Sotto l'Arco della Pace, mentre soffia il solito vento di Pisapia (e non solo in senso metaforico), questo è il messaggio: la ricerca di un ponte, di un canale di comunicazione, di una sede di dibattito in cui affrontare la discussione circa il nostro futuro. Senza che i partiti "si sciolgano" nel movimento, senza che il movimento si faccia esso stesso partito (e più partiti, ovviamente, sarebbero). Ma cercando, sulla soglia, e sotto la volta di una politica restituita a se stessa e ci auguriamo vittoriosa, una proposta che sappia rappresentare, appassionare e cambiare le cose. Che riporti la democrazia nel nostro Paese, che è scappata tanti anni fa, e non è più tornata.

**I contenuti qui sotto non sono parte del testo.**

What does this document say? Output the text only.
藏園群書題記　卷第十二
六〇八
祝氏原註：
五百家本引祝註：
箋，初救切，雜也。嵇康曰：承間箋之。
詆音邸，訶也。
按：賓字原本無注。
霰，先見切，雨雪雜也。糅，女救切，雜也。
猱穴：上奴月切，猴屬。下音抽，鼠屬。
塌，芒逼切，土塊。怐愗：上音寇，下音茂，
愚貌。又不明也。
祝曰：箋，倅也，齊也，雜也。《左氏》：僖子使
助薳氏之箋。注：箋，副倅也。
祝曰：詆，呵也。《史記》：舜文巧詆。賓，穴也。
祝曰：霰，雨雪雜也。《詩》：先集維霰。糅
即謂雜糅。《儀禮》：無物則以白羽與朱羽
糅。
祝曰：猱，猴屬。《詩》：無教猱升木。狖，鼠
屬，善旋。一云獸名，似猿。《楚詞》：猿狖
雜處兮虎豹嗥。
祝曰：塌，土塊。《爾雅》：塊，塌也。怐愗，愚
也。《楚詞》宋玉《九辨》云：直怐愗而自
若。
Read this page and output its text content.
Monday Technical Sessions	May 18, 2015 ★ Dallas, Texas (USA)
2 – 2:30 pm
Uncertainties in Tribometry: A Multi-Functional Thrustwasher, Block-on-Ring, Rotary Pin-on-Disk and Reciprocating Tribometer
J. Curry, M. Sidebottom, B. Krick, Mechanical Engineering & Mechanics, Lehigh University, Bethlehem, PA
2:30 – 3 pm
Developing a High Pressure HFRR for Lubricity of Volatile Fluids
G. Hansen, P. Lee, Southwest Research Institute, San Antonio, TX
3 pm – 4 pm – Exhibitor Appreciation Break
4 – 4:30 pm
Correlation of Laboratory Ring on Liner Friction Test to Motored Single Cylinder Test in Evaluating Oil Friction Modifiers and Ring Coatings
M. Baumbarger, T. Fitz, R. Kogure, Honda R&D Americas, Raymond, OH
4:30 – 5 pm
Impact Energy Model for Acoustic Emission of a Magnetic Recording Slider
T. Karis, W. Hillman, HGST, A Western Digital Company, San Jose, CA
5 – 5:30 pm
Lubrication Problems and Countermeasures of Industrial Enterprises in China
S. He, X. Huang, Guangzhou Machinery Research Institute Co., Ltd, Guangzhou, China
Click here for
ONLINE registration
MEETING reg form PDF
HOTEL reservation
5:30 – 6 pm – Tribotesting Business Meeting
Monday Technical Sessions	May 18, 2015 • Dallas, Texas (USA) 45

Non c'erano molti esponenti del Pd, oggi, in piazza. Ho visto Carlo Monguzzi. E Diana De Marchi. E pochi altri. Forse sarebbe il caso di superare, reticenze, imbarazzi. E iniziare a correre. Togliendosi anche quel maledettissimo cappello, secondo la celebre immagine («non ci mettiamo il cappello») che ha accompagnato le più belle pagine della politica italiana degli ultimi mesi. Buttiamolo là, il cappello: come facevano i ciclisti, quando lanciavano l'attacco decisivo, sulla salita più dura, verso il traguardo.

Se non lo faremo noi, sarà il vento a portarcelo via.